C8 exposure linked to osteoarthritis

Source: Charleston Gazette - Sustained Outrage (A Gazette Watchdog blog) | June 30th, 2011 | By Ken Ward Jr.
Industry type: Perfluorinated chemicals

The folks at West Virginia University’s C8 Health Project just keep churning out important new papers about the potential impacts of the toxic chemical DuPont for years used to make its prized Teflon products.

Just this week, Drs. Kim Innes and Alan Ductman, along with others, had a paper in the respected scientific publication the American Journal of Epidemiology.

The paper reports, apparently for the first time, a significant association between exposure to C8 and the development of osteoarthritis, a degenerative joint disease and the most common form of arthritis.

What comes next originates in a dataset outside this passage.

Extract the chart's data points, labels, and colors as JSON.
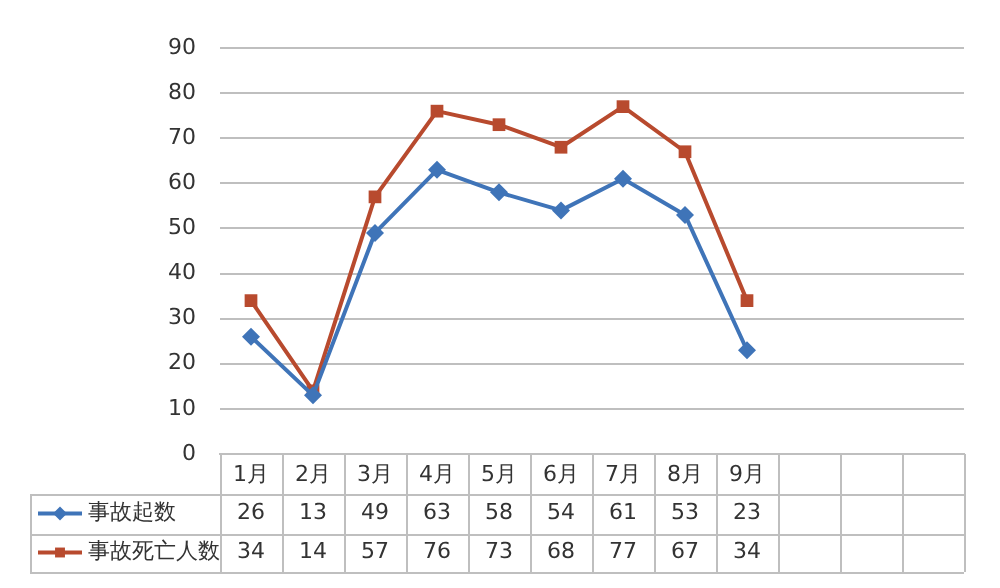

Interestingly, the relationship between chemical exposure and the disease was significantly stronger among younger people and non-obese adults. Also interesting is the fact that the researchers found a negative association between PFOS exposure and osteoarthritis.

The study is based on the C8 Health Project’s work looking at the data from roughly 70,000 residents of the Mid-Ohio Valley who gave blood samples and medical histories to the project, funded by money from a legal settlement between the residents and DuPont.

Researchers concluded:

… We found a significant, positive, linear association between PFOA and reported diagnosis of osteoarthritis and a signficant negative association between PFOS and osteoarthritis. If replicated in prospective studies, these findings could have substantial public health implications and may inform future studies regarding possible mechanisms underlying the development and progression of this important and common chronic disorder.

This study comes on the heels of another major study of C8/PFOA, published in the journal Environmental Health Perspectives and reported on here by the great Marla Cone:

… Scientists with three federal agencies who studied mice exposed in the womb to a chemical used to make Teflon found delayed breast development and impaired lactation. The effects were found in the mice at the concentrations detected in the water supply of an Ohio town near a DuPont Co. plant that uses the chemical, known as PFOA. Water supplies are not routinely monitored for it.

“If human exposures in distinct populations are approximating those provided in this study, concern over human breast health and lactational competency are justified,” said the authors, led by Suzanne Fenton, a mammary gland expert at the National Toxicology Program.

That study was published as part of a major editorial in which scientists urged federal officials to add new tests for industrial chemicals and pesticides to find out which ones could disrupt breath development. That editorial said:

Given the magnitude of potential public health impacts on breast feeding and breast cancer, it is critical to strengthen testing methods and give more weight to them in policy decisions. Good decisions about pollution limits, pesticide approvals, and chemicals in consumer products and food rely on a full and accurate understanding of risks associated with exposure.